Im Wallis läuft der Tourismus wieder rund. Dies zeigten bereits Anfang Januar die ersten Zahlen der BVZ Holding zu Umsatz und Frequenzen. Nun unterstrich die Tourismusgesellschaft mit ihrem Jahresabschluss, dass sie wieder «zurück in der Spur» ist. Der Umsatz stieg insgesamt um 27,1% auf 181.8 Mio. CHF, und der Gewinn lag mit 23.5 Mio. CHF deutlich über den Vor-Corona-Zahlen.
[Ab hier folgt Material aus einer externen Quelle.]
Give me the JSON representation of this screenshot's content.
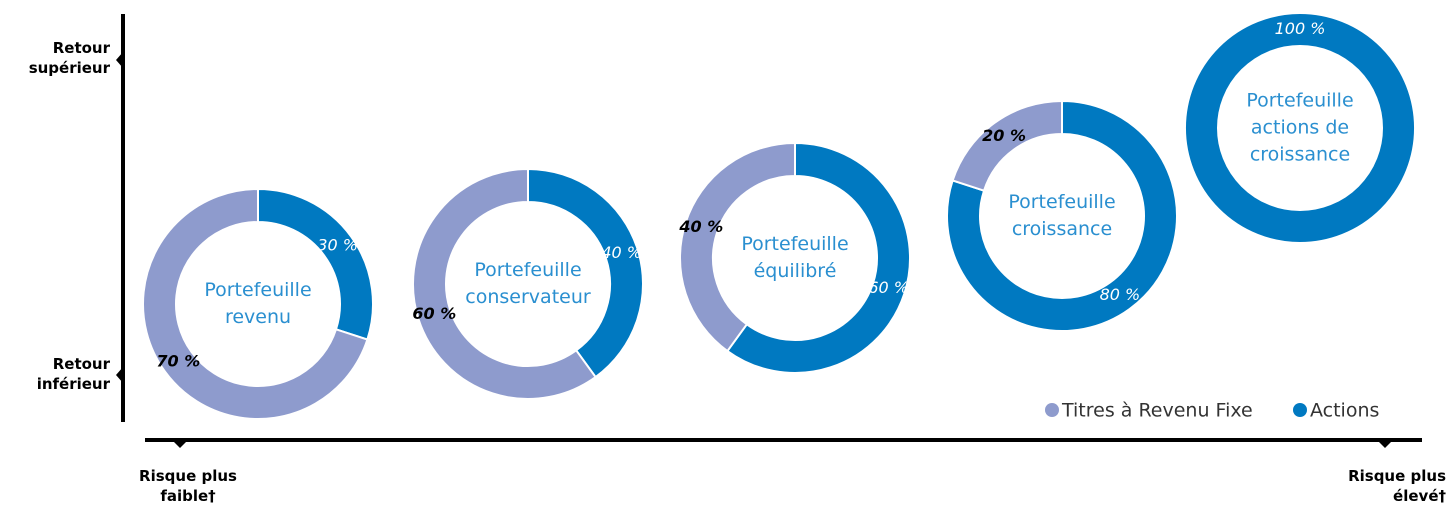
{
  "axis_labels": {
    "y_top": "Retour supérieur",
    "y_bottom": "Retour inférieur",
    "x_left": "Risque plus faible†",
    "x_right": "Risque plus élevé†"
  },
  "legend": {
    "labels": [
      "Titres à Revenu Fixe",
      "Actions"
    ],
    "colors": [
      "#8e9bcd",
      "#0079c1"
    ]
  },
  "chart_data": [
    {
      "type": "pie",
      "title": "Portefeuille revenu",
      "values": [
        70,
        30
      ],
      "value_labels": [
        "70 %",
        "30 %"
      ]
    },
    {
      "type": "pie",
      "title": "Portefeuille conservateur",
      "values": [
        60,
        40
      ],
      "value_labels": [
        "60 %",
        "40 %"
      ]
    },
    {
      "type": "pie",
      "title": "Portefeuille équilibré",
      "values": [
        40,
        60
      ],
      "value_labels": [
        "40 %",
        "60 %"
      ]
    },
    {
      "type": "pie",
      "title": "Portefeuille croissance",
      "values": [
        20,
        80
      ],
      "value_labels": [
        "20 %",
        "80 %"
      ]
    },
    {
      "type": "pie",
      "title": "Portefeuille actions de croissance",
      "values": [
        0,
        100
      ],
      "value_labels": [
        null,
        "100 %"
      ]
    }
  ]
}
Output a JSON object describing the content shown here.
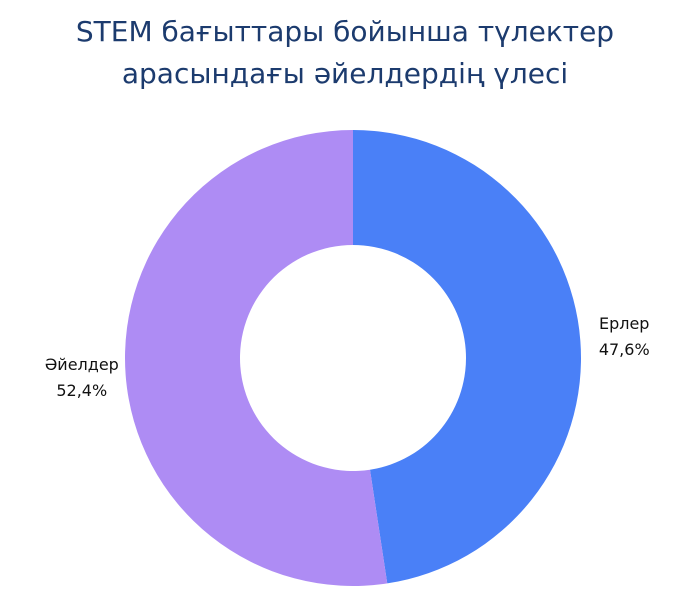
{
  "chart_data": {
    "type": "donut",
    "title": [
      "STEM бағыттары бойынша түлектер",
      "арасындағы әйелдердің үлесі"
    ],
    "categories": [
      "Ерлер",
      "Әйелдер"
    ],
    "values": [
      47.6,
      52.4
    ],
    "value_labels": [
      "47,6%",
      "52,4%"
    ],
    "colors": [
      "#4a80f7",
      "#ae8cf4"
    ]
  }
}
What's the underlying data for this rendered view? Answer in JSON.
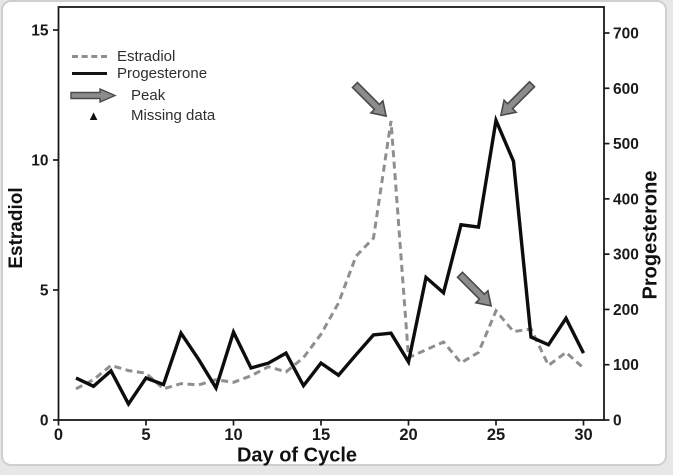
{
  "chart_data": {
    "type": "line",
    "title": "",
    "xlabel": "Day of Cycle",
    "ylabel_left": "Estradiol",
    "ylabel_right": "Progesterone",
    "x_ticks": [
      0,
      5,
      10,
      15,
      20,
      25,
      30
    ],
    "left_ticks": [
      0,
      5,
      10,
      15
    ],
    "right_ticks": [
      0,
      100,
      200,
      300,
      400,
      500,
      600,
      700
    ],
    "xlim": [
      0,
      31.2
    ],
    "ylim_left": [
      0,
      15.9
    ],
    "ylim_right": [
      0,
      748
    ],
    "grid": false,
    "x": [
      1,
      2,
      3,
      4,
      5,
      6,
      7,
      8,
      9,
      10,
      11,
      12,
      13,
      14,
      15,
      16,
      17,
      18,
      19,
      20,
      21,
      22,
      23,
      24,
      25,
      26,
      27,
      28,
      29,
      30
    ],
    "series": [
      {
        "name": "Estradiol",
        "axis": "left",
        "style": "dashed",
        "color": "#8f8f8f",
        "values": [
          1.2,
          1.55,
          2.1,
          1.9,
          1.8,
          1.2,
          1.4,
          1.35,
          1.55,
          1.45,
          1.7,
          2.05,
          1.85,
          2.4,
          3.3,
          4.5,
          6.3,
          7.0,
          11.5,
          2.4,
          2.7,
          3.0,
          2.2,
          2.6,
          4.2,
          3.4,
          3.5,
          2.1,
          2.6,
          2.0
        ]
      },
      {
        "name": "Progesterone",
        "axis": "right",
        "style": "solid",
        "color": "#0d0d0d",
        "values": [
          76,
          61,
          89,
          29,
          76,
          64,
          157,
          110,
          58,
          159,
          94,
          103,
          121,
          62,
          103,
          81,
          118,
          154,
          157,
          105,
          258,
          230,
          353,
          349,
          542,
          468,
          150,
          136,
          184,
          121
        ]
      }
    ],
    "annotations": [
      {
        "label": "Peak",
        "series": "Estradiol",
        "day": 19,
        "value": 11.5,
        "direction": "down-right"
      },
      {
        "label": "Peak",
        "series": "Progesterone",
        "day": 25,
        "value": 542,
        "direction": "down-left"
      },
      {
        "label": "Peak",
        "series": "Estradiol",
        "day": 25,
        "value": 4.2,
        "direction": "down-right"
      }
    ],
    "legend": {
      "position": "top-left",
      "items": [
        {
          "label": "Estradiol",
          "marker": "dashed-line"
        },
        {
          "label": "Progesterone",
          "marker": "solid-line"
        },
        {
          "label": "Peak",
          "marker": "arrow"
        },
        {
          "label": "Missing data",
          "marker": "triangle"
        }
      ]
    }
  },
  "colors": {
    "estradiol": "#8f8f8f",
    "progesterone": "#0d0d0d",
    "arrow_fill": "#8c8c8c",
    "arrow_stroke": "#4a4a4a",
    "axis": "#1a1a1a"
  }
}
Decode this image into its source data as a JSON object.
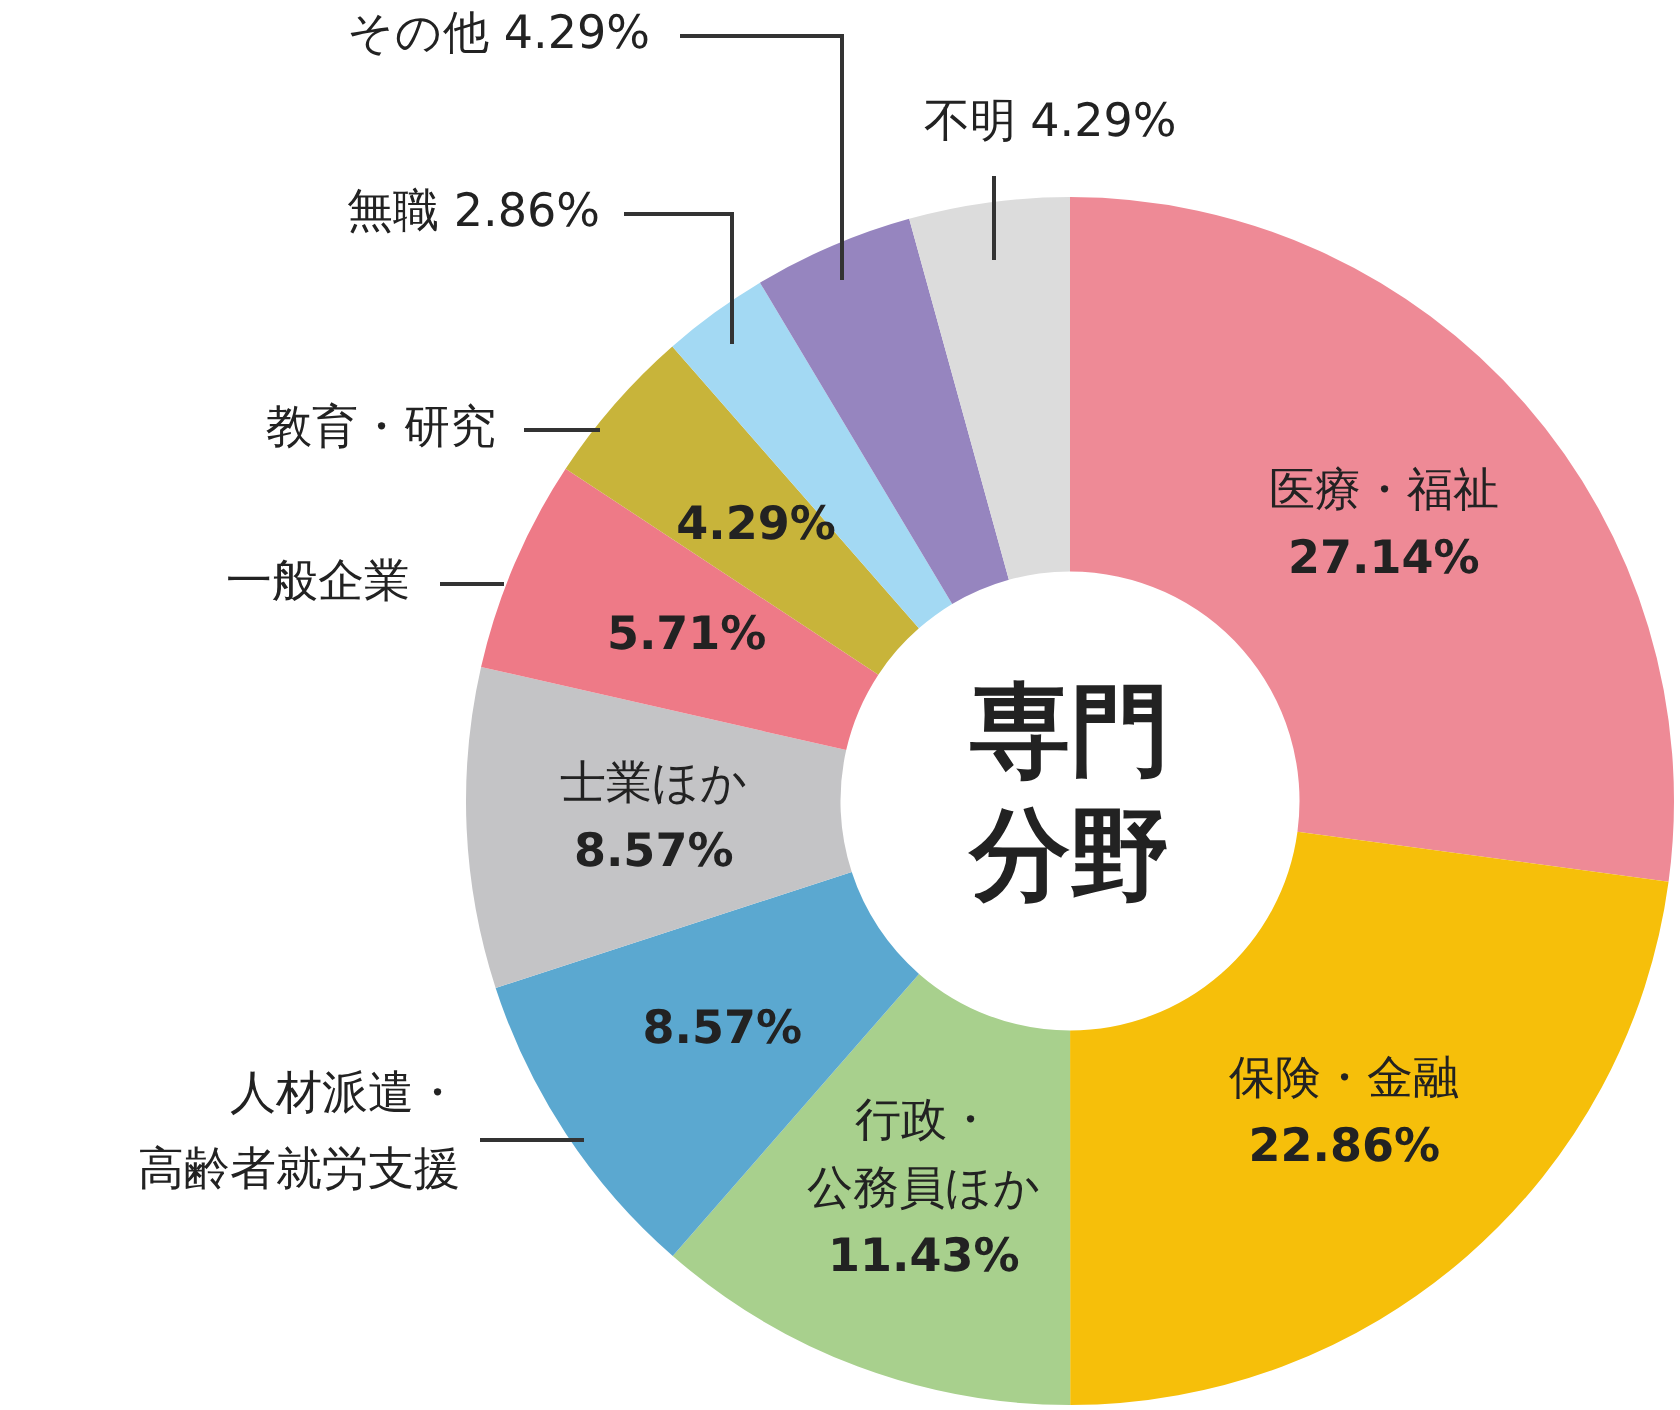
{
  "chart_data": {
    "type": "donut",
    "title": "専門分野",
    "categories": [
      "医療・福祉",
      "保険・金融",
      "行政・公務員ほか",
      "人材派遣・高齢者就労支援",
      "士業ほか",
      "一般企業",
      "教育・研究",
      "無職",
      "その他",
      "不明"
    ],
    "values": [
      27.14,
      22.86,
      11.43,
      8.57,
      8.57,
      5.71,
      4.29,
      2.86,
      4.29,
      4.29
    ],
    "colors": [
      "#ee8a96",
      "#f6bf0a",
      "#a8d08d",
      "#5ba8d0",
      "#c4c4c6",
      "#ee7a87",
      "#c8b43a",
      "#a3d9f3",
      "#9685bf",
      "#dcdcdc"
    ],
    "value_labels": [
      "27.14%",
      "22.86%",
      "11.43%",
      "8.57%",
      "8.57%",
      "5.71%",
      "4.29%",
      "2.86%",
      "4.29%",
      "4.29%"
    ],
    "legend": false
  }
}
Sollte die positive Entwicklung in der Tourismusbranche anhalten, könnte das Ergebnis im Geschäftsjahr 2023 sogar noch übertroffen werden. Die Aktionäre sollen an der Generalversammlung vom 20. April eine Dividende in Höhe von 15 CHF erhalten.

Selbst überrascht von gutem Abschneiden

Verwaltungsratspräsident Patrick Z’Brun und CEO Fernando Lehner waren selbst etwas überrascht über die guten Abschlusszahlen der BVZ-Gruppe. «Wir sind immer überzeugt davon gewesen, dass wir nach Corona wieder zurück auf den Erfolgspfad kommen können», so Lehner. Doch dass man so schnell wieder ein so gutes Ergebnis habe präsentieren könne, davon sei die Unternehmensleitung doch überrascht gewesen. Zu dem guten Ergebnis haben alle drei Geschäftsfelder der BVZ Holding AG beigetragen: die Gornergratbahn (GGB), welche in diesem Jahr ihr 125-jähriges Jubiläum feiert, die Immobiliensparte und auch die Beteiligungen, zu der 34% am Matterhorn Terminal Täsch und 22% an der Zermatt Bergbahnen AG gehören. Sehr positiv entwickelte sich auch die Matterhorn Gotthard Bahngruppe (MG Bahn), die öffentliche Transportdienstleistungen erbringt und dafür auch Abgeltungen des Bundes erhält. Gleichzeitig ist die MG-Bahn mit dem Glacier Express und dem Bahncateringunternehmen Panoramic Gourmet auch im privatwirtschaftlichen Bereich tätig.

Eträge BVZ Gruppe 2022
Die Gornergratbahn konnte den Umsatz 2022 am stärksten steigern. Abb.: www.bvzholding.ch

Die Gornergratbahn konnte den Umsatz auf 33.4 Mio. CHF (+68,9%) erhöhen; bei den Beteiligungen sowie dem Glacier Express stiegen die Erträge um 56,1% auf 39.4 Mio. CHF. Mit den Renditeliegenschaften erzielte die BVZ-Gruppe 5.7 Mio. CHF (3,8%). Im Regional- und Güterverkehr sowie dem Autoverlad Furka erhöhte sich der Umsatz um 29,6% auf 64.1 Mio. CHF; hinzu kamen nochmals 39.2 Mio. CHF Abgeltungen der öffentlichen Hand. Diese fielen jedoch um 9% geringer als im Vorjahr aus.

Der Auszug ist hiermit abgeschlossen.